NEW YORK — By Wednesday afternoon, Flushing was one big dog trap. Whole roasted chickens had been left out as bait. A greyhound named Hubbard sauntered around Kissena Park, offering companionship. An 83-year-old man strolled with his belt in his hands, ready to lasso if necessary.
Few mysteries have captivated New Yorkers like the case of the champion whippet who, after winning a prize at the Westminster Kennel Club Dog Show, got loose at John F. Kennedy airport five weeks ago and raced into the city.
The search for Vivi -- full name, Champion Bohem C'est La Vie -- has drawn in the Port Authority police force, scores of ardent dog lovers, multiple psychics and an Oklahoma pet detective who, when called about Vivi, turned down a job searching for B.B. King's dog.
Now Vivi has begun to make appearances in Flushing, each one more tantalizing than the next.
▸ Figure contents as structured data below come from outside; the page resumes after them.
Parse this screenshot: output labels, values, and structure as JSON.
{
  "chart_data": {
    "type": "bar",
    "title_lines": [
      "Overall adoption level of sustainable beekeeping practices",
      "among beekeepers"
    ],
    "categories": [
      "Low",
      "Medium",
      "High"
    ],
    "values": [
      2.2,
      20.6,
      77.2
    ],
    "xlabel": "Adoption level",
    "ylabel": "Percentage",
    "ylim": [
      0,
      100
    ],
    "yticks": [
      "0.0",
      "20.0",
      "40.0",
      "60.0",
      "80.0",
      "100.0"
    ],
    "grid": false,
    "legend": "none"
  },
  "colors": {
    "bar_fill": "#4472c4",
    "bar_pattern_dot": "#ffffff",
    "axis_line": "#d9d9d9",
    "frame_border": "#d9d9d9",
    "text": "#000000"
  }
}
At 3:45 a.m. Wednesday, a man was walking his Doberman pinscher outside Flushing Cemetery when a whippet came to the cemetery fence and briefly touched noses with the Doberman before vanishing into the dark.
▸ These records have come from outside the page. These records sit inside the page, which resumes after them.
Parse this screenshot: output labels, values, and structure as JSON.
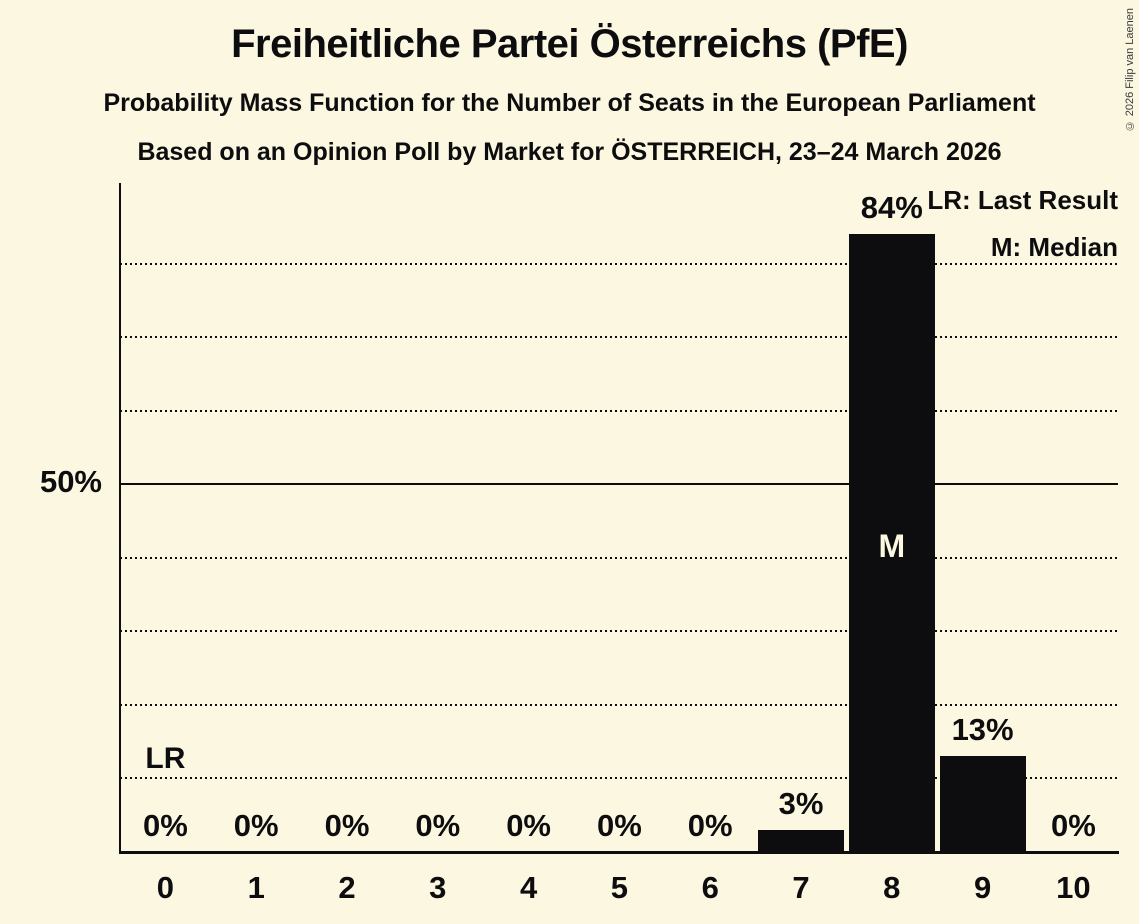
{
  "title": "Freiheitliche Partei Österreichs (PfE)",
  "subtitle1": "Probability Mass Function for the Number of Seats in the European Parliament",
  "subtitle2": "Based on an Opinion Poll by Market for ÖSTERREICH, 23–24 March 2026",
  "copyright": "© 2026 Filip van Laenen",
  "legend": {
    "lr": "LR: Last Result",
    "m": "M: Median"
  },
  "y_axis": {
    "tick_label": "50%"
  },
  "colors": {
    "background": "#fbf7e0",
    "bar": "#0d0d0f",
    "text": "#0d0d0f"
  },
  "chart_data": {
    "type": "bar",
    "title": "Freiheitliche Partei Österreichs (PfE) — Probability Mass Function for the Number of Seats in the European Parliament",
    "xlabel": "",
    "ylabel": "",
    "categories": [
      "0",
      "1",
      "2",
      "3",
      "4",
      "5",
      "6",
      "7",
      "8",
      "9",
      "10"
    ],
    "values": [
      0,
      0,
      0,
      0,
      0,
      0,
      0,
      3,
      84,
      13,
      0
    ],
    "bar_labels": [
      "0%",
      "0%",
      "0%",
      "0%",
      "0%",
      "0%",
      "0%",
      "3%",
      "84%",
      "13%",
      "0%"
    ],
    "ylim": [
      0,
      90
    ],
    "y_tick_labels": [
      "50%"
    ],
    "grid_dotted_percents": [
      10,
      20,
      30,
      40,
      60,
      70,
      80
    ],
    "grid_solid_percents": [
      50
    ],
    "legend_position": "top-right",
    "annotations": {
      "lr_text": "LR",
      "lr_seat_index": 0,
      "median_text": "M",
      "median_seat_index": 8
    }
  }
}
Searchers raced back and forth around Flushing all day. The dog's co-owner, Jil Walton, had flown in from California and was walking the woods, trying to spread her scent. The suspense became unbearable.
"It's like alcoholism," said Bobbi Giordano, an animal rescue worker from Queens. "You just have to find out where, when, why. It's an obsession now. I don't think it has to do with the breed, or that it's a famous dog or anything. I don't even think it's the money anymore. I think it's just the love."
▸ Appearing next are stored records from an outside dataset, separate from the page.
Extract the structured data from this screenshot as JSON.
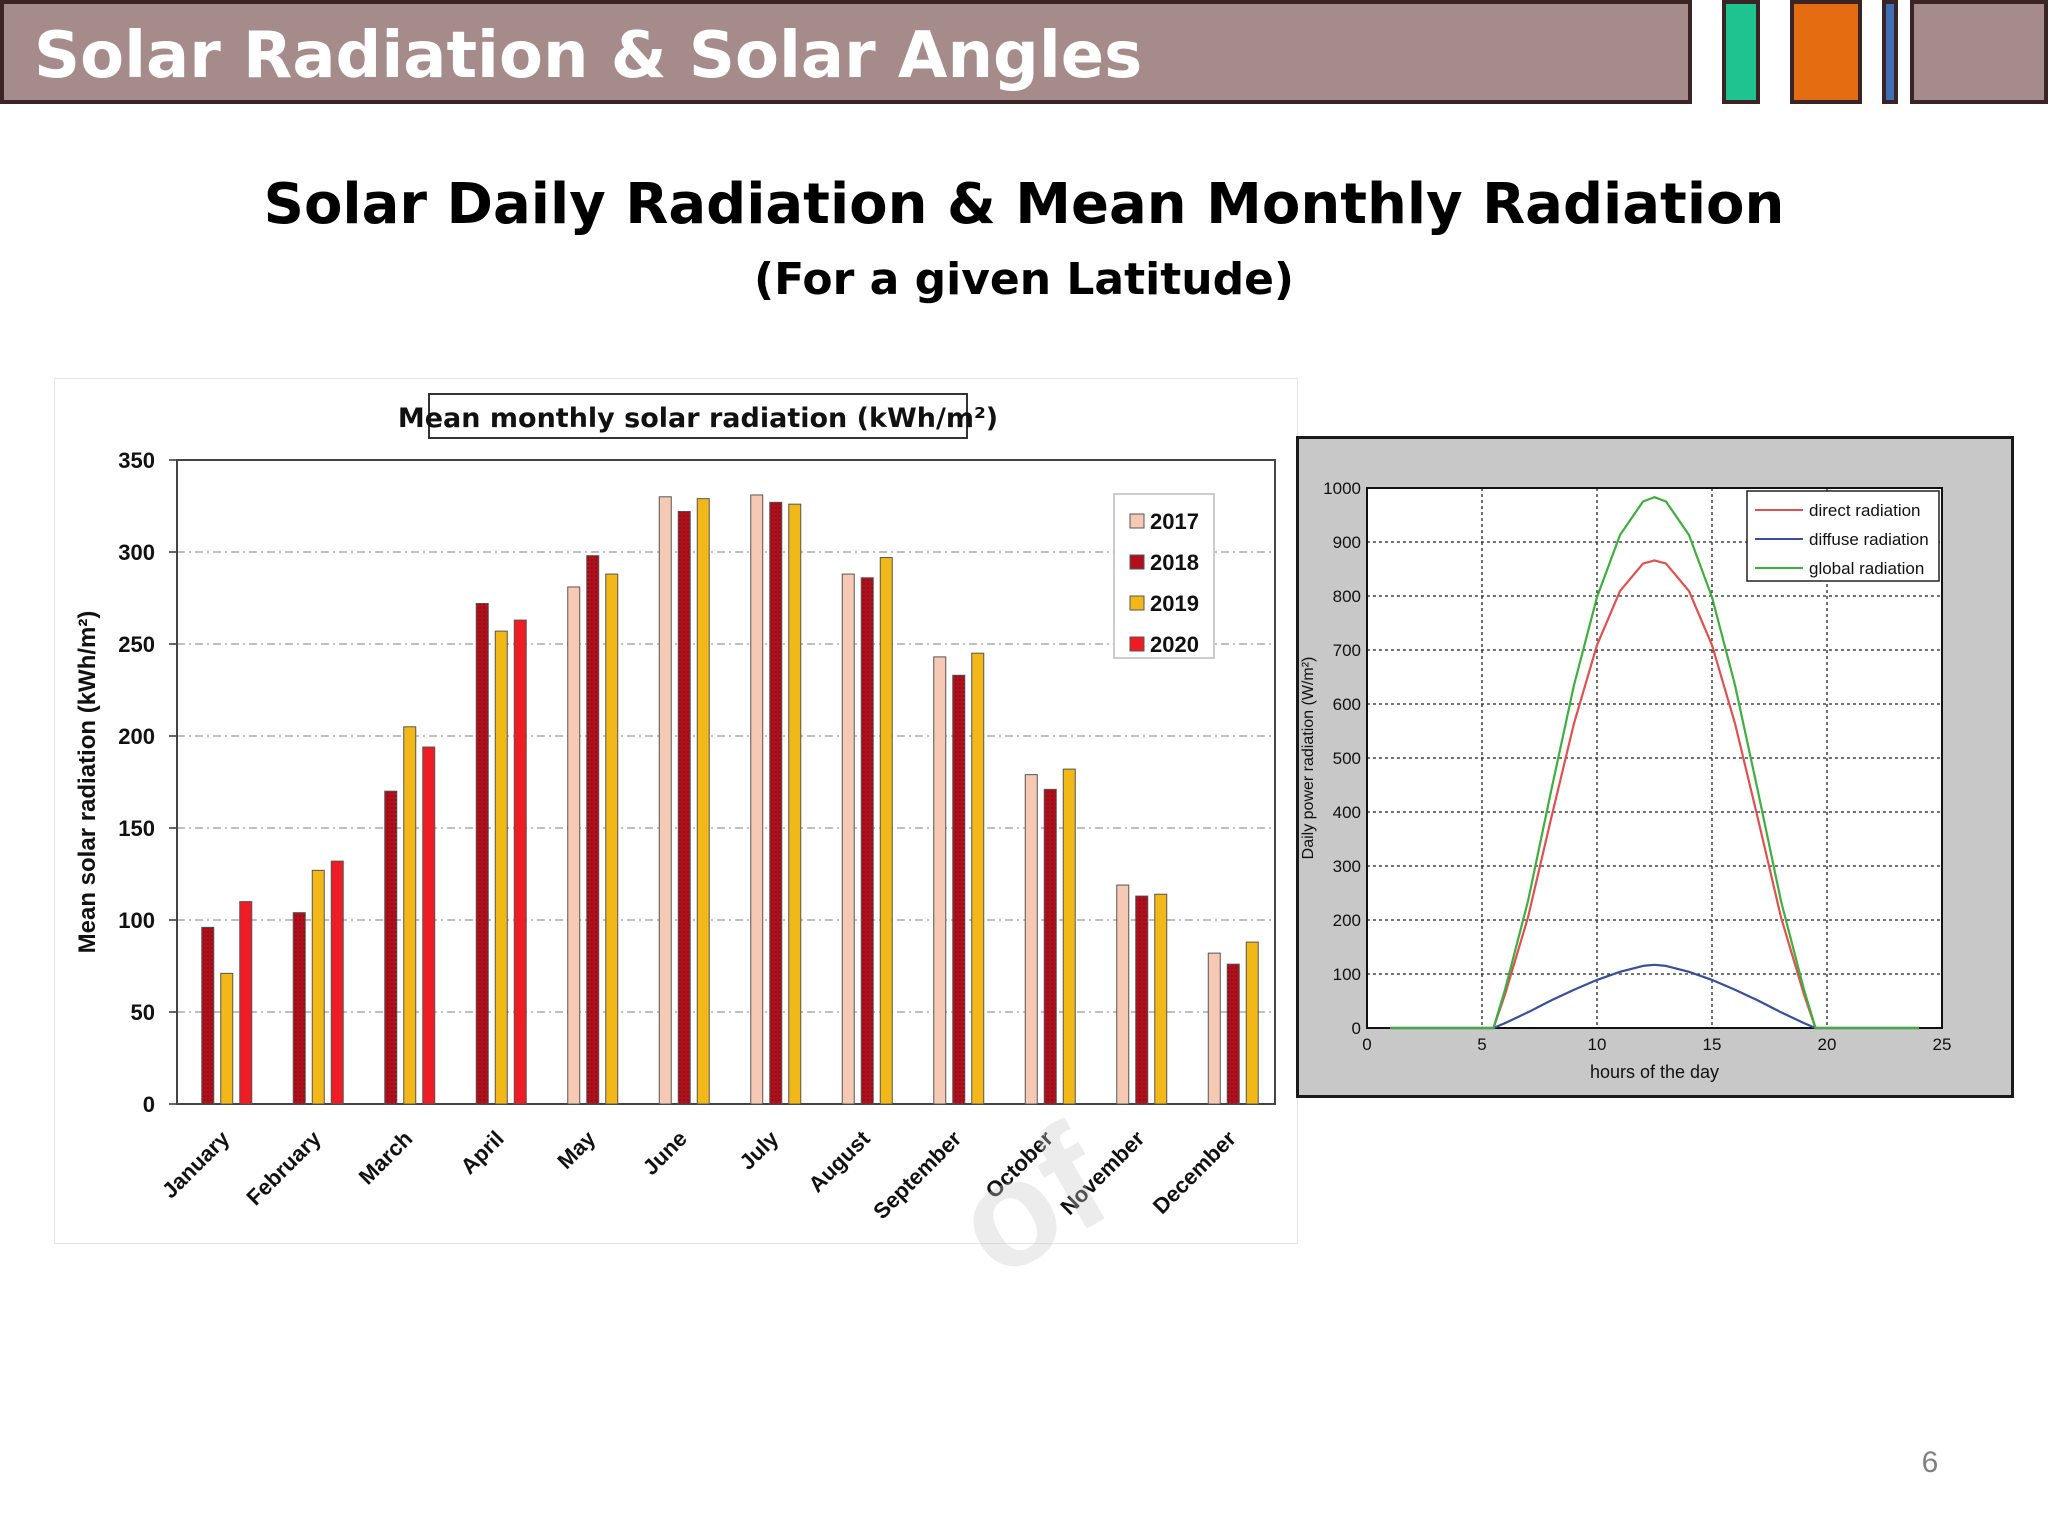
{
  "header": {
    "title": "Solar Radiation & Solar Angles",
    "bar_color": "#a68b8b",
    "accent_colors": [
      "#1fc38f",
      "#e36d10",
      "#3f6fb5"
    ]
  },
  "slide": {
    "title": "Solar Daily Radiation & Mean Monthly Radiation",
    "subtitle": "(For a given Latitude)",
    "page_number": "6"
  },
  "chart_data": [
    {
      "type": "bar",
      "title": "Mean monthly solar radiation (kWh/m²)",
      "xlabel": "",
      "ylabel": "Mean solar radiation (kWh/m²)",
      "ylim": [
        0,
        350
      ],
      "yticks": [
        0,
        50,
        100,
        150,
        200,
        250,
        300,
        350
      ],
      "grid": true,
      "legend_position": "top-right",
      "categories": [
        "January",
        "February",
        "March",
        "April",
        "May",
        "June",
        "July",
        "August",
        "September",
        "October",
        "November",
        "December"
      ],
      "series": [
        {
          "name": "2017",
          "color": "#f5c9b3",
          "values": [
            null,
            null,
            null,
            null,
            281,
            330,
            331,
            288,
            243,
            179,
            119,
            82
          ]
        },
        {
          "name": "2018",
          "color": "#b0101c",
          "values": [
            96,
            104,
            170,
            272,
            298,
            322,
            327,
            286,
            233,
            171,
            113,
            76
          ]
        },
        {
          "name": "2019",
          "color": "#f2b818",
          "values": [
            71,
            127,
            205,
            257,
            288,
            329,
            326,
            297,
            245,
            182,
            114,
            88
          ]
        },
        {
          "name": "2020",
          "color": "#ee1c24",
          "values": [
            110,
            132,
            194,
            263,
            null,
            null,
            null,
            null,
            null,
            null,
            null,
            null
          ]
        }
      ]
    },
    {
      "type": "line",
      "title": "",
      "xlabel": "hours of the day",
      "ylabel": "Daily power radiation (W/m²)",
      "xlim": [
        0,
        25
      ],
      "ylim": [
        0,
        1000
      ],
      "xticks": [
        0,
        5,
        10,
        15,
        20,
        25
      ],
      "yticks": [
        0,
        100,
        200,
        300,
        400,
        500,
        600,
        700,
        800,
        900,
        1000
      ],
      "grid": true,
      "legend_position": "top-right",
      "x": [
        1,
        2,
        3,
        4,
        5,
        5.5,
        6,
        7,
        8,
        9,
        10,
        11,
        12,
        12.5,
        13,
        14,
        15,
        16,
        17,
        18,
        19,
        19.5,
        20,
        21,
        22,
        23,
        24
      ],
      "series": [
        {
          "name": "direct radiation",
          "color": "#e05050",
          "values": [
            0,
            0,
            0,
            0,
            0,
            0,
            62,
            205,
            387,
            564,
            709,
            809,
            860,
            866,
            860,
            809,
            709,
            564,
            387,
            205,
            62,
            0,
            0,
            0,
            0,
            0,
            0
          ]
        },
        {
          "name": "diffuse radiation",
          "color": "#3a4f9a",
          "values": [
            0,
            0,
            0,
            0,
            0,
            0,
            9,
            29,
            51,
            71,
            89,
            104,
            115,
            117,
            115,
            104,
            89,
            71,
            51,
            29,
            9,
            0,
            0,
            0,
            0,
            0,
            0
          ]
        },
        {
          "name": "global radiation",
          "color": "#3eae3e",
          "values": [
            0,
            0,
            0,
            0,
            0,
            0,
            71,
            235,
            438,
            635,
            798,
            913,
            975,
            983,
            975,
            913,
            798,
            635,
            438,
            235,
            71,
            0,
            0,
            0,
            0,
            0,
            0
          ]
        }
      ]
    }
  ]
}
Walton, who runs an equestrian center in Walnut, Calif., had dressed Vivi in a black wool coat for the trip back home from the dog show, where the dog had won a certificate of merit in the whippet category. The dog slipped out of her carrier before it was loaded onto the plane.
Vivi hurtled away down the runway for three miles, pursued by workers in Port Authority vehicles who clocked her speed at 25 mph. She reached the end of the runway and ducked through a fence into a marshy area as a Port Authority police officer watched helplessly from a distance of four feet.
The dog has been sighted more than a dozen times since she bolted from her crate, said Bonnie Folz, who has been coordinating the volunteer search. Vivi initially roamed long distances every day, but has begun to "tighten her boundaries," said Karin Goin, a pet detective from Oklahoma who traced Vivi's movements with tracking dogs.